Wie unaufgeregt man mit einem solchen Vorhaben umgehen kann, haben übrigens einige andere Verbände gezeigt, denen die Interessen der beteiligten Gruppen per se ein Anliegen sind. Der Bundesverband Deutscher Wohnungs- und Immobilienunternehmen (GdW), der Deutsche Mieterbund und der Bundesverband Verbraucherzentralen haben sich unisono für ein schlagkräftiges Mieterstromgesetz ausgesprochen. Eine bisher einmalige Konstellation. Obwohl auch in diesen Verbänden das Umlagesystem bei den Stromnebenkosten durchaus bekannt sein dürfte, haben sie – aus Erfahrung! – das Risiko steigender Netznutzungsentgelte als relativ gering eingestuft. Und alle drei Verbände sind wirklich unverdächtig, dass sie nur eine bestimmte privilegierte Mieterklientel im Auge haben könnten.
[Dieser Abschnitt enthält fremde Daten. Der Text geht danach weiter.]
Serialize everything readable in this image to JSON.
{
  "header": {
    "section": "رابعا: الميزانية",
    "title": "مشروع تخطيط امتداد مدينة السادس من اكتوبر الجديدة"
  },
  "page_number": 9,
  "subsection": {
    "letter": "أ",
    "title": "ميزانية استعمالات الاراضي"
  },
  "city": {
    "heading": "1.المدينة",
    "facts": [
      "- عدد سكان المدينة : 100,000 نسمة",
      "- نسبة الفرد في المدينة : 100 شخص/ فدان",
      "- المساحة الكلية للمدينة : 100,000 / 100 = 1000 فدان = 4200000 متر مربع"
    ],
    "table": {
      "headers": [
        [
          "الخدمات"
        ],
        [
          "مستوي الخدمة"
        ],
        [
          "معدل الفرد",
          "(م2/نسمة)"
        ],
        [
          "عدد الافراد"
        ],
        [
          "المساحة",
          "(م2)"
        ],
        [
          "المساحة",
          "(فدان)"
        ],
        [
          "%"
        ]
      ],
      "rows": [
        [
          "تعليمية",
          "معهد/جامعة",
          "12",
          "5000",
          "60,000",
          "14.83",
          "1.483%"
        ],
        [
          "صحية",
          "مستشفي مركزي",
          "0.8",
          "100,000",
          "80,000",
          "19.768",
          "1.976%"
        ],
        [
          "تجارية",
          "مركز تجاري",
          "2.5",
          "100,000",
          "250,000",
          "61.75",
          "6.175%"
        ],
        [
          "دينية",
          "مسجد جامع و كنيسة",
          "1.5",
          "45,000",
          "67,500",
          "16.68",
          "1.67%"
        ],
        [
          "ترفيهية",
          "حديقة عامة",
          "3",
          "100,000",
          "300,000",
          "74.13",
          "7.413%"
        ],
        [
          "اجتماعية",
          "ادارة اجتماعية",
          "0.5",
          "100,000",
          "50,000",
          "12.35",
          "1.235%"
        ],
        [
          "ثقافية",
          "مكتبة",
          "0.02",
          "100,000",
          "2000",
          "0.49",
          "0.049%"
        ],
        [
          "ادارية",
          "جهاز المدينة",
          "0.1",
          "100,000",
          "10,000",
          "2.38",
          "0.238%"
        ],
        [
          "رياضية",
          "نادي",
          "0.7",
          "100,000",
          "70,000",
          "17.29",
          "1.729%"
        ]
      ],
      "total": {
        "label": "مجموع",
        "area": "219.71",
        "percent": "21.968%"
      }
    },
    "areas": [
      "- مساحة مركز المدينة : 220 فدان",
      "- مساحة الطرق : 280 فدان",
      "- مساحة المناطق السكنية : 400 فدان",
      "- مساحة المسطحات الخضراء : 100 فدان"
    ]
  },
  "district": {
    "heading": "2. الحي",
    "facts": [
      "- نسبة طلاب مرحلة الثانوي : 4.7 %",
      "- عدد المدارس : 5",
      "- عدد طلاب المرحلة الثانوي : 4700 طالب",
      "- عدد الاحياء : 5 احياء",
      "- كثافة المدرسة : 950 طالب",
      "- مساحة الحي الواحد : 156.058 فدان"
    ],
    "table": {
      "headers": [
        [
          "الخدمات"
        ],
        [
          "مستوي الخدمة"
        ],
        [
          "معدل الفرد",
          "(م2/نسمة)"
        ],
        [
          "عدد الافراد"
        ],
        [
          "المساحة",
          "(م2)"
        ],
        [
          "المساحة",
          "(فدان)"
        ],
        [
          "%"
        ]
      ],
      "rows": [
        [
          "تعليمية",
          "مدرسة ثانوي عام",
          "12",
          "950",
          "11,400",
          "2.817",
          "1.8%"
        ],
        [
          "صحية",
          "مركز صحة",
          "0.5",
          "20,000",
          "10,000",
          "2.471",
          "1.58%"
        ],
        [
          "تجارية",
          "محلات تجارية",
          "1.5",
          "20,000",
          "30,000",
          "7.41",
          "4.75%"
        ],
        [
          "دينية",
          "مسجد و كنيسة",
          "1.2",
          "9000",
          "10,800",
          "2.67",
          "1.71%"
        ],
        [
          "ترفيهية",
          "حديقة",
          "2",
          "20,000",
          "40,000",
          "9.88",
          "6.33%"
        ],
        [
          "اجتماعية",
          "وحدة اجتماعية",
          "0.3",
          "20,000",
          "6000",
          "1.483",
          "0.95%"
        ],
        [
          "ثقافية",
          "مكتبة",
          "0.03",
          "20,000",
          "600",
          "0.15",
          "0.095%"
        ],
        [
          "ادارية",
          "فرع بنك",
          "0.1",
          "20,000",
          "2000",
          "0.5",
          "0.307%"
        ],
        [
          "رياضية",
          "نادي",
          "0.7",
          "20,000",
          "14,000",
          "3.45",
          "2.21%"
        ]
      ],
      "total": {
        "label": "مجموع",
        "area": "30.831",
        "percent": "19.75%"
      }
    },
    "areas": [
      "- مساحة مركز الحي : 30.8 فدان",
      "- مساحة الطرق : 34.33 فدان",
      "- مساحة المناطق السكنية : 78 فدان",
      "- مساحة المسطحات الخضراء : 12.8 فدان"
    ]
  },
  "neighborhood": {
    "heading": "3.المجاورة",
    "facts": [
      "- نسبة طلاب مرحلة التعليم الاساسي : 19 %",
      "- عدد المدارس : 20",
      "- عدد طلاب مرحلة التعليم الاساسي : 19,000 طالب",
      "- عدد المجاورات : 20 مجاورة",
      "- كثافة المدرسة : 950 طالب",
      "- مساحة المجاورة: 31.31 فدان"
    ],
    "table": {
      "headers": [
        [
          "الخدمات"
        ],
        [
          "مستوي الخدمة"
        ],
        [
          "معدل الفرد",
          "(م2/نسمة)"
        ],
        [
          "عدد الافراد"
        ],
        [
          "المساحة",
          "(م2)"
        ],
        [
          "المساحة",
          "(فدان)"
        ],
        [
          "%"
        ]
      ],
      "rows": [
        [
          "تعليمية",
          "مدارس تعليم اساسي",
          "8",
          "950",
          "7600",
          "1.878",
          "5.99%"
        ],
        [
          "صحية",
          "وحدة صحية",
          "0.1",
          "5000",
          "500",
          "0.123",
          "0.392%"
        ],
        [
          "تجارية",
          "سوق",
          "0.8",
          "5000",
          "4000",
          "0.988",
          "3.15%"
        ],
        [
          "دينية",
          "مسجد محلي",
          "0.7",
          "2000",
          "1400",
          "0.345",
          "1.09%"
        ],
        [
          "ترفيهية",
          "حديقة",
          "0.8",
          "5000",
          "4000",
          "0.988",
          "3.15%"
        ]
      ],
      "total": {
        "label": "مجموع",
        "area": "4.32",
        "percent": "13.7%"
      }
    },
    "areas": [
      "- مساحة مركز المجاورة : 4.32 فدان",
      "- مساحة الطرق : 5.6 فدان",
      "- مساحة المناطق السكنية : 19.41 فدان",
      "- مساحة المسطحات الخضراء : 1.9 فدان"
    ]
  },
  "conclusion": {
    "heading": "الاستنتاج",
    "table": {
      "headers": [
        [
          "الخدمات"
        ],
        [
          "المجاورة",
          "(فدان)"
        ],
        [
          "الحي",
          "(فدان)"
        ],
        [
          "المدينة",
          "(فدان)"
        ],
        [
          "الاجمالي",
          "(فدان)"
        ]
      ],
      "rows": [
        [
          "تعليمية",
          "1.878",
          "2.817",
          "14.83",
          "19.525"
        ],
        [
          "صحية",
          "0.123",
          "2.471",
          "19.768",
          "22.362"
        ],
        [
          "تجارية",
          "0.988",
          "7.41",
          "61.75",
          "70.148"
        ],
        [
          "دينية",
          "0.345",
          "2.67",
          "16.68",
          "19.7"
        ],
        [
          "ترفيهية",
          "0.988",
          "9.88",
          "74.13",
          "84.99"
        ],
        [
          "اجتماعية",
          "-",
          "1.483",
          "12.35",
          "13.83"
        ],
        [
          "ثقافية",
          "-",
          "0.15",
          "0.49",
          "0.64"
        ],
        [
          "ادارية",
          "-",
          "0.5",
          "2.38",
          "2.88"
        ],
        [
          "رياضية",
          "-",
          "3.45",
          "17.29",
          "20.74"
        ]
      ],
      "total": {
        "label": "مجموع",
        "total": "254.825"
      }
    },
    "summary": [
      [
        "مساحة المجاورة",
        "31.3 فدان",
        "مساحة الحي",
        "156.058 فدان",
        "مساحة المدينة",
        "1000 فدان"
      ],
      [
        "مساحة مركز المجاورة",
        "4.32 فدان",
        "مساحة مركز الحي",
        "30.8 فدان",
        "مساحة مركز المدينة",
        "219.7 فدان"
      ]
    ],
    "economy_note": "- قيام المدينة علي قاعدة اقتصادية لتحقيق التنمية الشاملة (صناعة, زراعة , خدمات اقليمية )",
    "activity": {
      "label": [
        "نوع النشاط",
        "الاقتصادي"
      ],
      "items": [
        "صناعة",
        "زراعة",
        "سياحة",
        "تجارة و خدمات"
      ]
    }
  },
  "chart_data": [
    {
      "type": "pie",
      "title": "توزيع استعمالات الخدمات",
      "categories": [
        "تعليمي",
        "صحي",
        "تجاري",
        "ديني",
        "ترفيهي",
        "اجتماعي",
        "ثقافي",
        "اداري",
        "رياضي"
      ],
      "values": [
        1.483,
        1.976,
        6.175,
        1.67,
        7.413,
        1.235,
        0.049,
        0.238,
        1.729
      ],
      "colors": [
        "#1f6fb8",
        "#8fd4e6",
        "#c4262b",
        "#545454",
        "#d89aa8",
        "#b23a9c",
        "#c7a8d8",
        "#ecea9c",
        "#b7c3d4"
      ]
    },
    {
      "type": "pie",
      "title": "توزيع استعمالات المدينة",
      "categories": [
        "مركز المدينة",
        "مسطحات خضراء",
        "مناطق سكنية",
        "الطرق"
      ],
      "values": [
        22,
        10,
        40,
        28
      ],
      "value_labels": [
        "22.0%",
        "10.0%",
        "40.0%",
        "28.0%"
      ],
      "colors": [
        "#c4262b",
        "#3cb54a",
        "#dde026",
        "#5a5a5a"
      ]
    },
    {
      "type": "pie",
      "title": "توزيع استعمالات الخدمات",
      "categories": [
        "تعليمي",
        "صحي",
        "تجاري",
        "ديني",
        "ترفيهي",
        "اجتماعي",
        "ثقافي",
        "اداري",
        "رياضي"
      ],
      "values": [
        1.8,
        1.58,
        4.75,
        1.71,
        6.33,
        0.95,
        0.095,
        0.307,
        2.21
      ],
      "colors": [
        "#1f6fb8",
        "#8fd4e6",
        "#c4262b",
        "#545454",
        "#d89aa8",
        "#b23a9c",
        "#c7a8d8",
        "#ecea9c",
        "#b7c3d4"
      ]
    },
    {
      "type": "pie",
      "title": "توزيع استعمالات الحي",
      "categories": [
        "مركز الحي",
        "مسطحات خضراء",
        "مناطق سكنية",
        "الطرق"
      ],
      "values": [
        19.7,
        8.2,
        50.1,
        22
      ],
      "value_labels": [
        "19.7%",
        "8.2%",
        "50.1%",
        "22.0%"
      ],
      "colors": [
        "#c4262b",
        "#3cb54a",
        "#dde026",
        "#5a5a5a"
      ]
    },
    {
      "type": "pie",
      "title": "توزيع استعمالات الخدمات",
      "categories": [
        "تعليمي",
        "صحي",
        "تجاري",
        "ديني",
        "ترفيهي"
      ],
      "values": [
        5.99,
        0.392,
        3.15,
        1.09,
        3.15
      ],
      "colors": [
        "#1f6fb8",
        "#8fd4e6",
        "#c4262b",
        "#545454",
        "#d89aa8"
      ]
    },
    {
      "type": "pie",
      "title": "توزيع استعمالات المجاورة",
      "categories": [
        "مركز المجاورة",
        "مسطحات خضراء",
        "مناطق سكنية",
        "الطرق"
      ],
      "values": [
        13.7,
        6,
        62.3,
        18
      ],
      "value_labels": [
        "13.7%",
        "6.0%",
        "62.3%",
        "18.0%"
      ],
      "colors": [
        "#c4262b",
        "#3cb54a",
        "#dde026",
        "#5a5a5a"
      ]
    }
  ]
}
Immerhin. Mit dem Mieterstromgesetz kommt die dezentrale Energiewende in den Städten zumindest ein kleines Stück voran. Sollte der Photovoltaik-Zubau aufgrund der gesetzlichen Einschränkungen jedoch weit hinter dem „moderaten Ausbaupfad“ zurückbleiben, dann muss die zukünftige Bundesregierung nacharbeiten und einige der jetzt installierten Ausbauhemnisse beseitigen. Und es ist gut und richtig, dass einige Bundesländer wie Berlin jetzt mit eigenen Förder- oder Bürgschaftsprogrammen draufsatteln wollen, damit das Mieterstromgesetz wirklich einen Schub für eine dezentrale Energiewende in den Städten auslöst.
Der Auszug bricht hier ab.